Todavía nota un dolor lacerante en el hombro y ve miles de rostros desquiciados abalanzarse sobre él antes de…
Qué estúpido ha sido.
×××
Dean se vuelve loco.
No es una forma de hablar: se le ha ido la pinza, se le han cruzado los cables, ha perdido la chaveta, como prefieras decirlo. El caso es que llena de sal a tres chavales, dos mujeres y cinco hombres milagrosamente, sin importarle si mueren o no. Todavía ve, por el rabillo del ojo, el cuerpo negro de Lucifer andando entre sus súbditos como si flotara, pero mantiene la mirada fija en el cuerpo de Sam, que ha dejado de moverse. Los demonios le empujan, se ríen, y Dean se pregunta, en un instante de lucidez, por qué no lo atacan. Qué puta tortura es esta. No le dejan llegar. Le vuela la tapa de los sesos a alguien y avanza un par de pasos más contra la marabunta, notando que le falta el aire. Solo es sugestión, se dice, intentando calmarse (no lo logra, desde luego). Recuerda una frase de John Winchester: Ten mil ojos, Dean, están en todas partes, le dijo un par de veces. Joder, papá, piensa él rayando la histeria, si tuviera mil ojos seguiría mirando a Sam con todos ellos, papá, no se mueve, no, no, no. Otra risita chillona a su derecha (dispara sin mirar, cagándose en la madre que los parió, blasfemando contra cielo e infierno y blasfemaría contra más si hiciera falta). Vuelve a tomar otra bocanada de aire y su respiración sibila peligrosamente. Le duele muchísimo el pecho; más de lo soportable, de hecho, pero Sam está a tres pasos. Tan lejos. Solo son tres pasos. Tropieza con sus propios pies y descubre que su coordinación está fallando. Qué importa.

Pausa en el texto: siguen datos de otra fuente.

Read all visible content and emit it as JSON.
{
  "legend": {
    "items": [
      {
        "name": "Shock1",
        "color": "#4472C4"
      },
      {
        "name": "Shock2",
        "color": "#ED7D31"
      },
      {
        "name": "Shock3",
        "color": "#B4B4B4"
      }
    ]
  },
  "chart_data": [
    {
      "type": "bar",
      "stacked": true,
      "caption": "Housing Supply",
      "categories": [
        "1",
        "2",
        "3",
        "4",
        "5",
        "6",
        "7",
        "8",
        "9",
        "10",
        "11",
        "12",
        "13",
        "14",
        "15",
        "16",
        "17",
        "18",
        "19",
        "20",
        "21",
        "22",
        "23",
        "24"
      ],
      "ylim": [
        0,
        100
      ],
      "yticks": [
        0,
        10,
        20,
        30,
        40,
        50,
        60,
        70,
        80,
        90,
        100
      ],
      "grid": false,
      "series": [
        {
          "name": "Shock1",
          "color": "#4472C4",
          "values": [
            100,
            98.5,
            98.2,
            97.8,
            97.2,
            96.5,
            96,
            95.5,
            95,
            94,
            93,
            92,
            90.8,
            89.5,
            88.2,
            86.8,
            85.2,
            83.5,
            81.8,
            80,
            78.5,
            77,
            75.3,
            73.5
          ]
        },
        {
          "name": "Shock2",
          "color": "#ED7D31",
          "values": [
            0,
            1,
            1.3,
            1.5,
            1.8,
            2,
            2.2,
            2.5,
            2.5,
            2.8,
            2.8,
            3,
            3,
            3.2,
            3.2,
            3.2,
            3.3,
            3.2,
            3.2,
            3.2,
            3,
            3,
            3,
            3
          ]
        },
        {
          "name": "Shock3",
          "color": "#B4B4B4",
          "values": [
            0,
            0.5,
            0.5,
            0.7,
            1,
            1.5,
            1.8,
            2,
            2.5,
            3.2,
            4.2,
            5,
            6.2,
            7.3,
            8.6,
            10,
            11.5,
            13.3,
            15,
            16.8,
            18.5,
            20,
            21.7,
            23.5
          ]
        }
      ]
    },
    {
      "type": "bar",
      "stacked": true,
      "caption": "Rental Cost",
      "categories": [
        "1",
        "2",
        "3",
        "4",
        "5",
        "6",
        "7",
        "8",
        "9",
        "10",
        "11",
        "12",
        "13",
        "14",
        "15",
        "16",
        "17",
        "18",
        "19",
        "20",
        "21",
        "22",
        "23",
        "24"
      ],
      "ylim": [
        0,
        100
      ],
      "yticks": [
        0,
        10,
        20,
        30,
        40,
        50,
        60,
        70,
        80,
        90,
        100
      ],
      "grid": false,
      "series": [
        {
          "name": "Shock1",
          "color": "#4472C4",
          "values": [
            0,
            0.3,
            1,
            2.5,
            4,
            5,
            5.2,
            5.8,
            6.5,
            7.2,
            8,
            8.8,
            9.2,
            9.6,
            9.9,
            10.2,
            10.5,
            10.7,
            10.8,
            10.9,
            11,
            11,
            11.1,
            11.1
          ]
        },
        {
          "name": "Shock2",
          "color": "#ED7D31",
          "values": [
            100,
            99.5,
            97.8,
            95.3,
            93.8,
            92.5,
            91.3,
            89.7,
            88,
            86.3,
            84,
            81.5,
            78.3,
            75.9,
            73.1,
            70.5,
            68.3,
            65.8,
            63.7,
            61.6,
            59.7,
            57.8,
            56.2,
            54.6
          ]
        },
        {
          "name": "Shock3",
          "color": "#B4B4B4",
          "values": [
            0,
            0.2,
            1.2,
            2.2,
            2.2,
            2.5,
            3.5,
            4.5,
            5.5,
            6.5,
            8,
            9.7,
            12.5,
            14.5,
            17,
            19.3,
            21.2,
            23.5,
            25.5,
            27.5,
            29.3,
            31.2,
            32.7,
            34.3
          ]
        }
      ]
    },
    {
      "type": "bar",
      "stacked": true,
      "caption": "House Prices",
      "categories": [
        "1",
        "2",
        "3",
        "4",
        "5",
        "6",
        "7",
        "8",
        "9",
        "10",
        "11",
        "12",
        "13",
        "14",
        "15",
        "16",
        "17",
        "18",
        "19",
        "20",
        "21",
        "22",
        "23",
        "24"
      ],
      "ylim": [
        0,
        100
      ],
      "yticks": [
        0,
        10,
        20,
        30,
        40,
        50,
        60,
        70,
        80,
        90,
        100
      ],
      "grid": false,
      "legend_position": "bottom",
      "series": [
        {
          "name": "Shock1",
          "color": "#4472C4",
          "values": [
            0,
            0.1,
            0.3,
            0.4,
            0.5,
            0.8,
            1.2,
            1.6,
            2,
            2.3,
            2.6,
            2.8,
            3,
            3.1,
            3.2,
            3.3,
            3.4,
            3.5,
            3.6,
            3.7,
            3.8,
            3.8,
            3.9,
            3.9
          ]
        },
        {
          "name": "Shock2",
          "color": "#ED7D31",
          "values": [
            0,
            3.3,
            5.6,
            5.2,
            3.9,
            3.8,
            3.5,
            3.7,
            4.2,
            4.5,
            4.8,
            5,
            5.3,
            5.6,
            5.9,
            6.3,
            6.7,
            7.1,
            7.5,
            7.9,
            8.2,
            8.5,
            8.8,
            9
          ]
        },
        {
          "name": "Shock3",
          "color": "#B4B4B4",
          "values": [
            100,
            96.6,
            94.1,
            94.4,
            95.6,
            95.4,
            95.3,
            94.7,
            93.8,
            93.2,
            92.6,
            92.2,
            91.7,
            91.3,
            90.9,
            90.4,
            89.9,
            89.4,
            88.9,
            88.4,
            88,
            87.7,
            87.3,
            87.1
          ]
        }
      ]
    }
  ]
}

-Sam -dice en voz alta-. Levántate, Sammy, tenemos que irnos.
Un empujón a su espalda y casi lo agradece porque al caer está muchísimo más cerca de Sam. Ve su chaqueta entre los pies de los condenados. Apoya una mano en el pavimento y nota algo cálido y pringoso: sangre. La cabeza le da vueltas y no puede respirar. Descubre que la sangre del suelo es suya; que brota de su pecho. Intenta levantarse otra vez y las fuerzas le fallan.
-Sam-m… -repite vacilante, la boca tiñéndose de rojo. Se está ahogando. Todo se vuelve borroso. Algún hijo de perra le golpea las costillas.
Alarga una mano hacia su chaqueta, agonizante. La roza con la punta de los dedos. Sam no se mueve. Bajo él otro charco de sangre que se expande y acaba uniéndose al suyo propio. Una luz blanca los alumbra de golpe. Quiere levantar la vista para ver qué es. No vale la pena gastar su último hálito en eso, decide vagamente. Qué más da, si ya está muerto. Si ya están muertos los dos. Aprieta sin fuerza la manga de Sam entre los dedos, notando todavía el calor de su cuerpo a través de la ropa. La luz alumbra mucho. A lo mejor solo es una farola a la que le ha vuelto la corriente eléctrica, piensa, amargo como la hiel.